"Ramazan'ın zevk ve şevk faslı teravihten sonra başlardı. Namazlarını camide kılanlar için heyecanlı tahminlere yol açan, gecenin mahyaları idi. Zira mahyacılık, gelişi güzel bir heves işi, kolayına başarılır bir hüner değildi.
Birinci Sultan Ahmed zamanında başladığı rivayet edilen mahyanın üçyüz senelik bir mazisi var demekti.
Bir anlatışa göre, Fatih Camii müezzinlerinden Kefeli Ahmed Efendi'nin, işleyip padişaha hediye ettiği bir çevre, mahyacılığın doğuşuna esas olmuştu. Şöyle ki, Birinci Sultan Ahmed, bu çok beğendiği çevrenin üstündeki yazı ve resimlerin, minareler arasında kandillerle işlenebileceğini düşünerek devrin hüner erbabına bu yolda bir tecrübeye girişmelerini emretmiş ve işte nihayet, ince bir sanat olan mahyacılık da bu suretle doğup gelişir olmuştu.
Yirminci asrın başında ise bu sanata son kemal durağına vasıl olmuş denebilirdi.
Ramazandan onbeş gün evvel elden geçirilen mahya ipleri, iki minare arasına gerilir ve bu hazırlığı gören şehir halkı ise Ramazanın ayak seslerini duymuş gibi sevinirdi.
Nihayet toplar atılır, beklenen gün gelir ve gene herkeste bir merak: "Acaba ne yazacak?" diye bir bekleyiş başlardı. İlk gece, hemen bütün camiler "Hoş geldin, merhaba, bârekallah..." gibi klişeleşmiş yazılarla Ramazanı karşılarlarsa da, belli olmaz, ustanın canı ister, uzun bir cümleyi gecenin esmer teni üstüne konduruverirdi.
Bu işin meraklıları, daha ilk yağ kandili karanlığın içine düşerken takibe başlayarak yazı tamamlanıncaya kadar seyrine doyamaz ve doğru yanlış, türlü tahminlerde bulunurlardı. Kâh kayar, kâh düşer gibi havada asılı kalan kandiller titreşe titreşe boşluğa iner ve sanki sihirli bir el tarafından çekiliyormuş gibi de mahyacının kararladığı noktaya gelerek durur ve bunu bir ikinci, bir üçüncü ışık damlası takip ede ede iki minare arasındaki yazı veya resim tamam olurdu.
Minareden minareye gerilmiş halat üstüne sarkıtılan kandillerin makaralı ipine vurulan düğümler, mahyacılığın en müşkül tarafıydı. Zira bu düğümlerin hesabını şaşırmamak, eksik veya fazla olmamasına dikkat etmek lazımdı; ta ki bu suretle gecenin boşluğuna damla damla yazılan sülüs ve celî yazılar tamamlanıp ihtişamla parlayabilsin.
Mahyacı yazısını veya resmini evvela kutulara bölünmüş bir kağıt üstüne çizip hazırlar ve bu kutulara göre kandillerin yerlerini tayin ederek düğümlerin hesabını yapardı. Sonra da ayrı ayrı iplere kandiller dizilir ve daima gevşek bulunan yedek halatların da yardımıyla makaralar çekilir ve böyle böyle de harfler ve şekiller meydana gelirdi.

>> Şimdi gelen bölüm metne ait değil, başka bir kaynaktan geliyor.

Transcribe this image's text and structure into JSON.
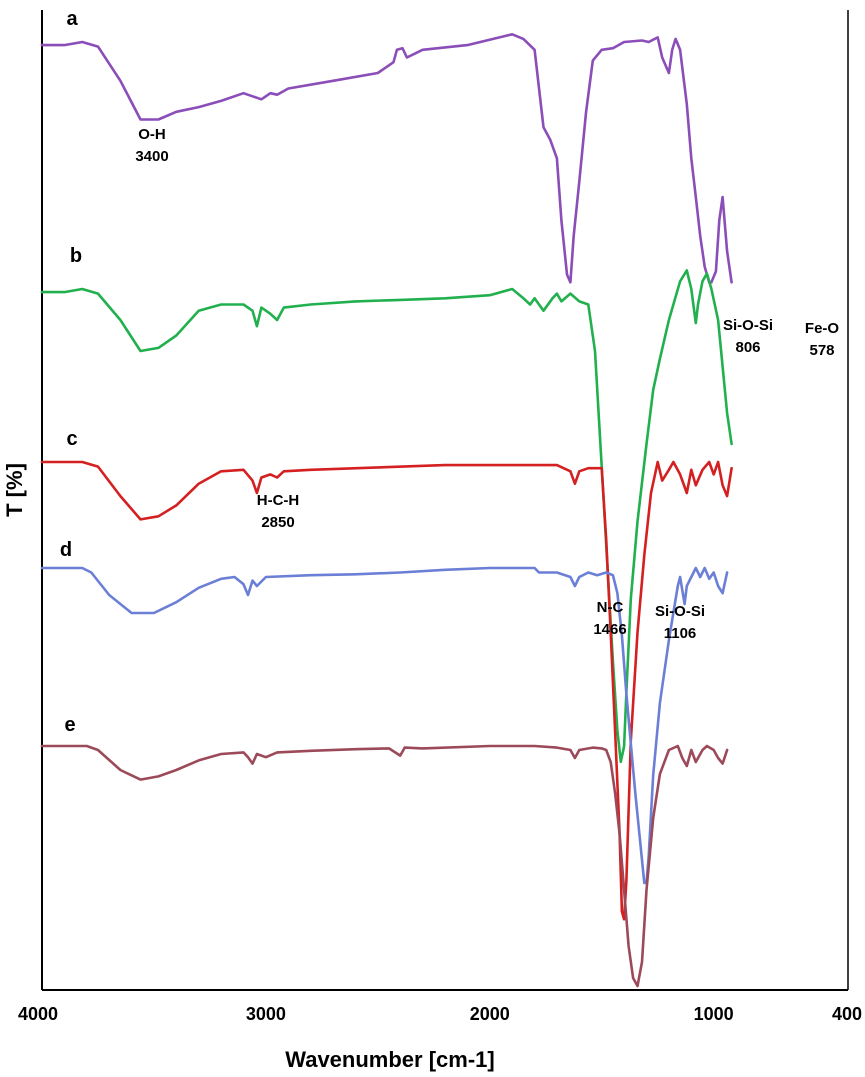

Sanki bütün bir yıl karlar, yağmurlar, rüzgarlar ve soğuklardan sonra meyvesini veren bir ağaç, ya da çiçeğini açan bir nebat gibi, mahyacılar da koca bir sene hünerlerini içlerinde sakladıktan sonra yılın bu tek ayında mahsul ve bereketlerini verirlerdi."
(Samiha Ayverdi, İbrahim Efendi Konağı, İstanbul 1973, s. 90-91.)